I agree 100% with Bob here. I've been doing ENG Betacam for 15 years now, and in addition to learning how to physically operate the camera it teaches you how to line up a shot that works to tell the story.

 

Ben, what kind of camera were you using, and what focal lengths did you use (you indicated a "push in" which suggests you were on a zoom)? The physical weight and balance of the camera can really affect the stability of the shot. A shoulder-mounted camera actually needs to be heavy enough to have some inertial mass to resist small influences. If it's too light, every little bounce comes through on the lens. If it was a hand-held DV camera, then the techniques are a little different as the control and isolation is all in the arms and wrists.

 

Someone suggested stripping the camera down as much as possible, but I'd have to qualify that only applies to the heaviest cameras (typical 35mm). Sometimes you'll actually want to add weight in certain areas.
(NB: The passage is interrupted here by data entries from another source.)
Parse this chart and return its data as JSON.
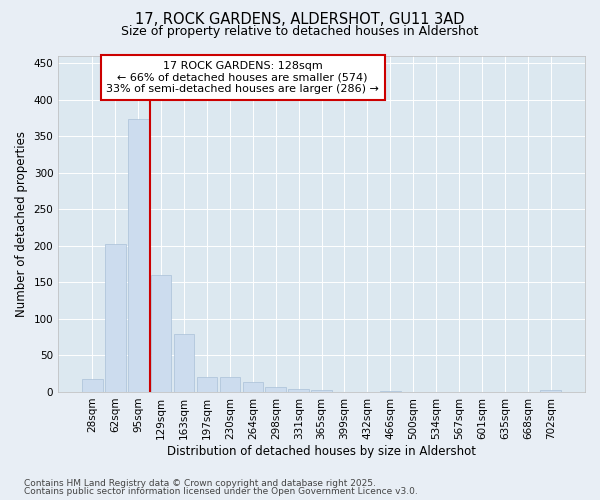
{
  "title_line1": "17, ROCK GARDENS, ALDERSHOT, GU11 3AD",
  "title_line2": "Size of property relative to detached houses in Aldershot",
  "xlabel": "Distribution of detached houses by size in Aldershot",
  "ylabel": "Number of detached properties",
  "categories": [
    "28sqm",
    "62sqm",
    "95sqm",
    "129sqm",
    "163sqm",
    "197sqm",
    "230sqm",
    "264sqm",
    "298sqm",
    "331sqm",
    "365sqm",
    "399sqm",
    "432sqm",
    "466sqm",
    "500sqm",
    "534sqm",
    "567sqm",
    "601sqm",
    "635sqm",
    "668sqm",
    "702sqm"
  ],
  "values": [
    18,
    202,
    374,
    160,
    80,
    21,
    21,
    14,
    7,
    4,
    2,
    0,
    0,
    1,
    0,
    0,
    0,
    0,
    0,
    0,
    2
  ],
  "bar_color": "#ccdcee",
  "bar_edge_color": "#aac0d8",
  "vline_color": "#cc0000",
  "annotation_line1": "17 ROCK GARDENS: 128sqm",
  "annotation_line2": "← 66% of detached houses are smaller (574)",
  "annotation_line3": "33% of semi-detached houses are larger (286) →",
  "annotation_box_color": "#ffffff",
  "annotation_box_edge": "#cc0000",
  "ylim": [
    0,
    460
  ],
  "yticks": [
    0,
    50,
    100,
    150,
    200,
    250,
    300,
    350,
    400,
    450
  ],
  "background_color": "#e8eef5",
  "plot_background": "#dce8f0",
  "grid_color": "#ffffff",
  "footer_line1": "Contains HM Land Registry data © Crown copyright and database right 2025.",
  "footer_line2": "Contains public sector information licensed under the Open Government Licence v3.0.",
  "title_fontsize": 10.5,
  "subtitle_fontsize": 9,
  "axis_label_fontsize": 8.5,
  "tick_fontsize": 7.5,
  "annotation_fontsize": 8,
  "footer_fontsize": 6.5
}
For example, when shooting Betacam or digibeta with a matte box, you may want to switch from a lithium battery to a NiCad brick, just to add counterweight in the back for balance.

 

Focal length is vitally important as well, as wide lenses really smooth out the small bumps. When walking, I don't like to be at anything other than the wide end of the zoom (usually an 8mm or wider for Betacam; roughly a 12 for 16mm or a 25 for 35mm). Anything longer than that and footsteps definitely show up.

 

A couple tips for handheld:

 

- Use your body instead of your feet when possible. I'm fairly tall and lanky which means I can cover a pretty good range of movement with just my upper body; even more if I include my legs. You can do subtle dolly movements just by shifting your weight from one side to the other. If you surf or skate you'll know what I'm talking about.

 

- If you've got a limited move that doesn't require you to take a step, plant your feet where it's comfortable and stable for the #2 position, then twist or shift your body as necessary to the #1 position. This will allow you to shift much more fluidly and naturally into the final position and hold the pose longer without getting shaky toward the end of the take. (This tip applies to camera operating in general, even when riding a dolly).

 

- If you're on a longer lens, use your breathing to control unwanted upper body influence on the camera. A trick I learned in target shooting is to take in a reasonably full breath then let it out half way, and when held you squeeze off the shot. I translated this over into camera shooting; when possible exhale a deep breath slowly while shooting and you'll be amazed how much steadier the shot is.